From this study, I’m able to conclude that international K-pop fans prefer websites with amiable communities and factual content over clickbait titles and biased content. They rely on K-pop entertainment websites to get the latest news about their idols and express opinions over newly released music videos or variety shows with their bias groups on the forums. These communities are made up of various types of fans, some of which have dubious morals and actions because of their obsession or hate of a K-pop idol. K-pop fans tend to go to the extreme when supporting their favorite idols. The whole of the K-pop fandom culture includes the regular fans, anti-fans, sasaeng fans, and also fans who spend excessive amounts of money on their bias. Sasaengs and anti-fans will take time out of their day to disturb and potentially harm idols, but there are also fans who don’t mind using money to support and make their bias happy. K-pop fan culture and overall opinions are very diverse, shown through the variety of their ways to both support and cause trouble for their idols.

Works Cited

Alolika. “To Idol, With Love: K-Pop’s Gift Economy.” Seoulbeats, April 23, 2014. Web.

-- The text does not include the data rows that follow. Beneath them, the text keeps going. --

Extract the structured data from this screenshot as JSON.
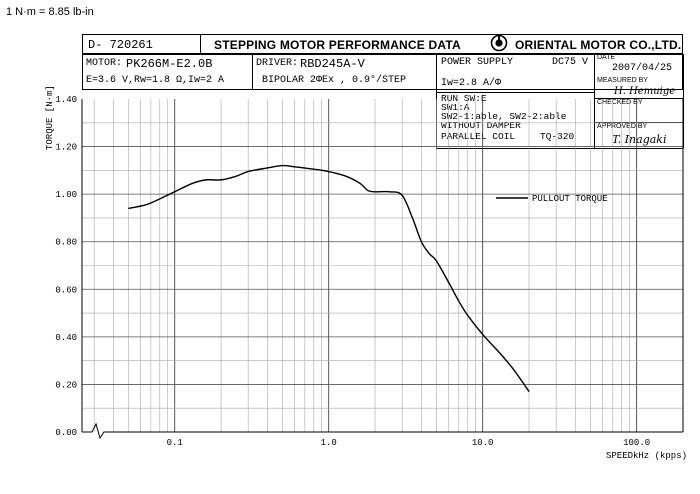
{
  "unit_note": "1 N·m = 8.85 lb-in",
  "header": {
    "doc_no": "D- 720261",
    "title": "STEPPING MOTOR PERFORMANCE DATA",
    "company": "ORIENTAL MOTOR CO.,LTD."
  },
  "specs": {
    "motor_label": "MOTOR:",
    "motor": "PK266M-E2.0B",
    "electrical": "E=3.6 V,Rw=1.8 Ω,Iw=2 A",
    "driver_label": "DRIVER:",
    "driver": "RBD245A-V",
    "mode": "BIPOLAR  2ΦEx ,  0.9°/STEP",
    "power_label": "POWER SUPPLY",
    "power_value": "DC75 V",
    "current": "Iw=2.8  A/Φ",
    "settings": [
      "RUN SW:E",
      "SW1:A",
      "SW2-1:able, SW2-2:able",
      "WITHOUT DAMPER"
    ],
    "coil": "PARALLEL COIL",
    "test_no": "TQ-320"
  },
  "approval": {
    "date_label": "DATE",
    "date": "2007/04/25",
    "measured_label": "MEASURED BY",
    "measured_sig": "H. Hemuige",
    "checked_label": "CHECKED BY",
    "checked_sig": "",
    "approved_label": "APPROVED BY",
    "approved_sig": "T. Inagaki"
  },
  "chart_data": {
    "type": "line",
    "title": "",
    "xlabel": "SPEEDkHz (kpps)",
    "ylabel": "TORQUE [N·m]",
    "x_scale": "log",
    "xlim": [
      0.025,
      200
    ],
    "ylim": [
      0,
      1.4
    ],
    "x_ticks": [
      0.1,
      1.0,
      10.0,
      100.0
    ],
    "x_tick_labels": [
      "0.1",
      "1.0",
      "10.0",
      "100.0"
    ],
    "y_ticks": [
      0,
      0.2,
      0.4,
      0.6,
      0.8,
      1.0,
      1.2,
      1.4
    ],
    "y_tick_labels": [
      "0.00",
      "0.20",
      "0.40",
      "0.60",
      "0.80",
      "1.00",
      "1.20",
      "1.40"
    ],
    "grid": true,
    "legend_position": "right",
    "series": [
      {
        "name": "PULLOUT TORQUE",
        "x": [
          0.05,
          0.065,
          0.08,
          0.1,
          0.13,
          0.16,
          0.2,
          0.25,
          0.3,
          0.4,
          0.5,
          0.6,
          0.8,
          1.0,
          1.3,
          1.6,
          1.8,
          2.0,
          2.5,
          3.0,
          3.5,
          4.0,
          4.5,
          5.0,
          6.0,
          7.0,
          8.0,
          10.0,
          13.0,
          16.0,
          20.0
        ],
        "y": [
          0.94,
          0.955,
          0.98,
          1.01,
          1.045,
          1.06,
          1.06,
          1.075,
          1.095,
          1.11,
          1.12,
          1.115,
          1.105,
          1.095,
          1.075,
          1.045,
          1.015,
          1.01,
          1.01,
          0.995,
          0.9,
          0.8,
          0.75,
          0.72,
          0.63,
          0.55,
          0.49,
          0.41,
          0.33,
          0.26,
          0.17
        ]
      }
    ]
  }
}
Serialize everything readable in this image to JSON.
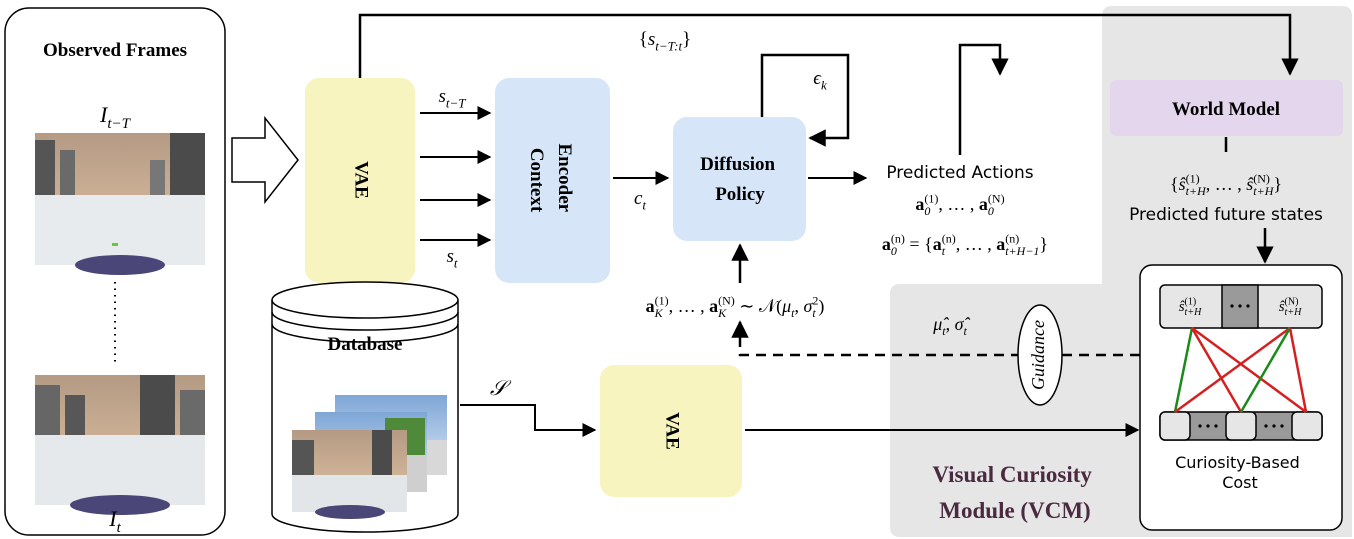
{
  "observed_frames": {
    "title": "Observed Frames",
    "first_frame": [
      {
        "base": "I",
        "sub": "t−T"
      }
    ],
    "last_frame": [
      {
        "base": "I",
        "sub": "t"
      }
    ]
  },
  "vae_top": {
    "label": "VAE"
  },
  "vae_bottom": {
    "label": "VAE"
  },
  "encoder": {
    "lines": [
      "Encoder",
      "Context"
    ]
  },
  "diffusion_policy": {
    "lines": [
      "Diffusion",
      "Policy"
    ]
  },
  "labels": {
    "state_window": [
      "{",
      {
        "base": "s",
        "sub": "t−T:t"
      },
      "}"
    ],
    "s_first": [
      {
        "base": "s",
        "sub": "t−T"
      }
    ],
    "s_last": [
      {
        "base": "s",
        "sub": "t"
      }
    ],
    "context": [
      {
        "base": "c",
        "sub": "t"
      }
    ],
    "noise": [
      {
        "base": "ϵ",
        "sub": "k"
      }
    ],
    "noisy_actions": [
      {
        "base": "a",
        "sub": "K",
        "sup": "(1)"
      },
      ", … , ",
      {
        "base": "a",
        "sub": "K",
        "sup": "(N)"
      },
      " ∼ 𝒩(",
      {
        "base": "μ",
        "sub": "t"
      },
      ", ",
      {
        "base": "σ",
        "sub": "t",
        "sup": "2"
      },
      ")"
    ]
  },
  "predicted_actions": {
    "title": "Predicted Actions",
    "set": [
      {
        "base": "a",
        "sub": "0",
        "sup": "(1)"
      },
      ", … , ",
      {
        "base": "a",
        "sub": "0",
        "sup": "(N)"
      }
    ],
    "definition": [
      {
        "base": "a",
        "sub": "0",
        "sup": "(n)"
      },
      " = {",
      {
        "base": "a",
        "sub": "t",
        "sup": "(n)"
      },
      ", … , ",
      {
        "base": "a",
        "sub": "t+H−1",
        "sup": "(n)"
      },
      "}"
    ]
  },
  "world_model": {
    "title": "World Model",
    "states": [
      "{",
      {
        "base": "ŝ",
        "sub": "t+H",
        "sup": "(1)"
      },
      ", … , ",
      {
        "base": "ŝ",
        "sub": "t+H",
        "sup": "(N)"
      },
      "}"
    ],
    "caption": "Predicted future states"
  },
  "database": {
    "title": "Database",
    "output": [
      {
        "base": "𝒮"
      }
    ]
  },
  "guidance": {
    "label": "Guidance",
    "stats": [
      {
        "base": "μ̂",
        "sub": "t"
      },
      ", ",
      {
        "base": "σ̂",
        "sub": "t"
      }
    ]
  },
  "vcm": {
    "lines": [
      "Visual Curiosity",
      "Module (VCM)"
    ]
  },
  "cost": {
    "first_state": [
      {
        "base": "ŝ",
        "sub": "t+H",
        "sup": "(1)"
      }
    ],
    "last_state": [
      {
        "base": "ŝ",
        "sub": "t+H",
        "sup": "(N)"
      }
    ],
    "lines": [
      "Curiosity-Based",
      "Cost"
    ]
  }
}
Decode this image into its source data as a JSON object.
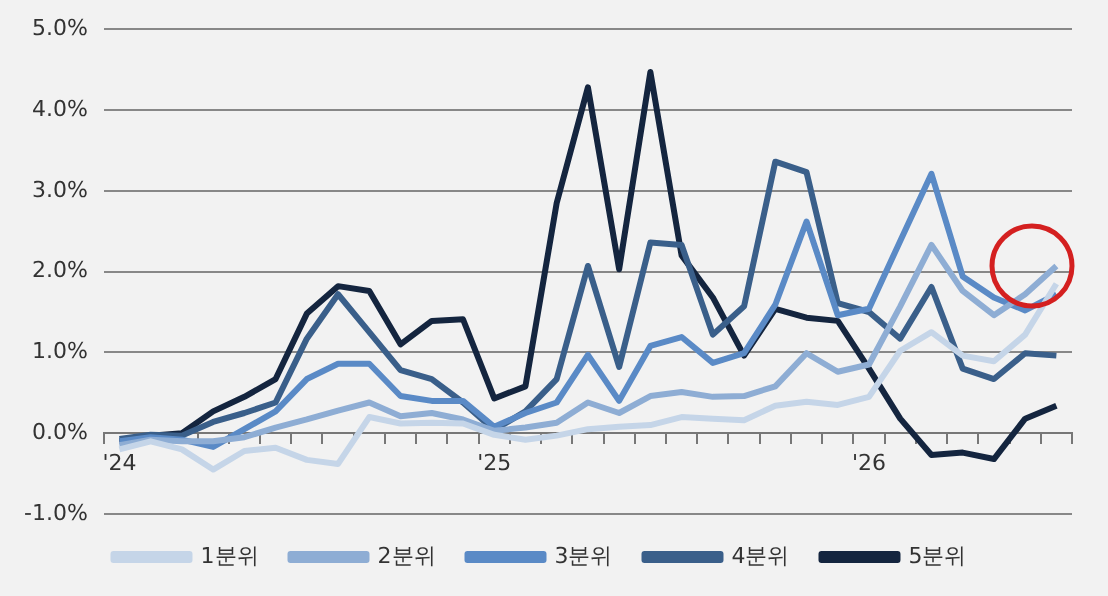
{
  "chart_data": {
    "type": "line",
    "categories": [
      "'24",
      null,
      null,
      null,
      null,
      null,
      null,
      null,
      null,
      null,
      null,
      null,
      "'25",
      null,
      null,
      null,
      null,
      null,
      null,
      null,
      null,
      null,
      null,
      null,
      "'26",
      null,
      null,
      null,
      null,
      null,
      null
    ],
    "series": [
      {
        "name": "1분위",
        "color": "#c5d5e8",
        "values": [
          -0.2,
          -0.1,
          -0.2,
          -0.45,
          -0.22,
          -0.18,
          -0.33,
          -0.38,
          0.2,
          0.12,
          0.13,
          0.12,
          -0.02,
          -0.08,
          -0.03,
          0.05,
          0.08,
          0.1,
          0.2,
          0.18,
          0.16,
          0.34,
          0.39,
          0.35,
          0.45,
          1.02,
          1.25,
          0.96,
          0.89,
          1.22,
          1.85
        ]
      },
      {
        "name": "2분위",
        "color": "#8eadd4",
        "values": [
          -0.15,
          -0.08,
          -0.1,
          -0.1,
          -0.05,
          0.07,
          0.17,
          0.28,
          0.38,
          0.21,
          0.25,
          0.17,
          0.03,
          0.07,
          0.13,
          0.38,
          0.25,
          0.46,
          0.51,
          0.45,
          0.46,
          0.58,
          0.99,
          0.76,
          0.85,
          1.57,
          2.33,
          1.76,
          1.46,
          1.72,
          2.07
        ]
      },
      {
        "name": "3분위",
        "color": "#5a8ac6",
        "values": [
          -0.1,
          -0.05,
          -0.08,
          -0.17,
          0.05,
          0.27,
          0.67,
          0.86,
          0.86,
          0.46,
          0.4,
          0.4,
          0.08,
          0.25,
          0.38,
          0.97,
          0.4,
          1.08,
          1.19,
          0.87,
          0.99,
          1.59,
          2.62,
          1.46,
          1.54,
          2.38,
          3.21,
          1.94,
          1.68,
          1.52,
          1.72
        ]
      },
      {
        "name": "4분위",
        "color": "#3a5f8a",
        "values": [
          -0.07,
          -0.02,
          -0.03,
          0.14,
          0.25,
          0.38,
          1.17,
          1.72,
          1.25,
          0.78,
          0.67,
          0.38,
          0.04,
          0.27,
          0.67,
          2.07,
          0.82,
          2.36,
          2.33,
          1.22,
          1.57,
          3.36,
          3.23,
          1.61,
          1.5,
          1.17,
          1.81,
          0.8,
          0.67,
          0.99,
          0.96
        ]
      },
      {
        "name": "5분위",
        "color": "#14253f",
        "values": [
          -0.1,
          -0.03,
          0.0,
          0.27,
          0.45,
          0.67,
          1.48,
          1.82,
          1.76,
          1.1,
          1.39,
          1.41,
          0.43,
          0.58,
          2.85,
          4.28,
          2.03,
          4.47,
          2.2,
          1.68,
          0.96,
          1.54,
          1.43,
          1.39,
          0.8,
          0.18,
          -0.27,
          -0.24,
          -0.32,
          0.18,
          0.34
        ]
      }
    ],
    "ylim": [
      -1,
      5
    ],
    "yticks": [
      {
        "value": -1,
        "label": "-1.0%"
      },
      {
        "value": 0,
        "label": "0.0%"
      },
      {
        "value": 1,
        "label": "1.0%"
      },
      {
        "value": 2,
        "label": "2.0%"
      },
      {
        "value": 3,
        "label": "3.0%"
      },
      {
        "value": 4,
        "label": "4.0%"
      },
      {
        "value": 5,
        "label": "5.0%"
      }
    ],
    "grid": "y",
    "legend": "bottom",
    "marker": "none",
    "line_style": "solid"
  }
}
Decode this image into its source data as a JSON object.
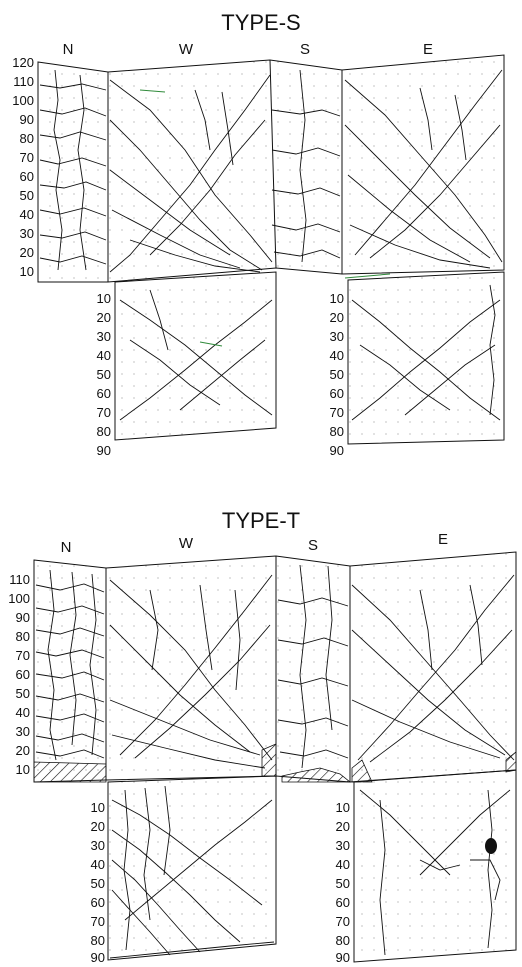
{
  "panels": [
    {
      "id": "s",
      "title": "TYPE-S",
      "faces": [
        "N",
        "W",
        "S",
        "E"
      ],
      "upper_ticks": [
        "120",
        "110",
        "100",
        "90",
        "80",
        "70",
        "60",
        "50",
        "40",
        "30",
        "20",
        "10"
      ],
      "lower_ticks_left": [
        "10",
        "20",
        "30",
        "40",
        "50",
        "60",
        "70",
        "80",
        "90"
      ],
      "lower_ticks_right": [
        "10",
        "20",
        "30",
        "40",
        "50",
        "60",
        "70",
        "80",
        "90"
      ]
    },
    {
      "id": "t",
      "title": "TYPE-T",
      "faces": [
        "N",
        "W",
        "S",
        "E"
      ],
      "upper_ticks": [
        "110",
        "100",
        "90",
        "80",
        "70",
        "60",
        "50",
        "40",
        "30",
        "20",
        "10"
      ],
      "lower_ticks_left": [
        "10",
        "20",
        "30",
        "40",
        "50",
        "60",
        "70",
        "80",
        "90"
      ],
      "lower_ticks_right": [
        "10",
        "20",
        "30",
        "40",
        "50",
        "60",
        "70",
        "80",
        "90"
      ]
    }
  ],
  "colors": {
    "ink": "#111111",
    "grid_dots": "#9a9a9a",
    "crack_accent": "#2f8a3a",
    "background": "#ffffff"
  }
}
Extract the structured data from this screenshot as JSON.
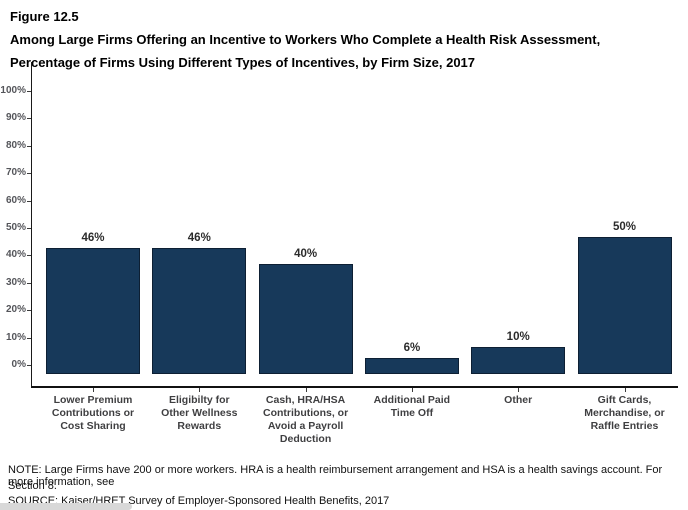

              19 Nov. 2016.


ddangha. “Yunho Reveals That He Thought About Quitting After His Poison Incident.”

              Soompi. 25 July 2014. Web. 16 Nov. 2016.

Hong, C. “How Much Does It Cost To Debut A K-Pop Group?” Soompi. August 4, 2016.

             Web.16 Nov. 2016.         


Midnight Ramen Attack. “Kpop Interview.” Received by Vicki Ho, 19 Nov. 2016.

Ock, Hyun-ju. “K-Pop Fans’ Gift-Giving Culture Evolves,” Korea Herald, June 3, 2014.

            Web. 19 Nov. 2016


Suh Hye-rim. “Seo Taiji and Boys Chosen as K-Pop Icons,” Korea Herald, July 3, 2013.

           Web. 16 Nov. 2016.


Williams, J. Patrick, and Samantha Xiang Xin Ho. “‘Sasaengpaen’ or K-Pop Fan?

           Singapore Youths, Authentic Identities, and Asian Media Fandom.” Deviant

            Behavior 37.1 (2016): 81–94. Web.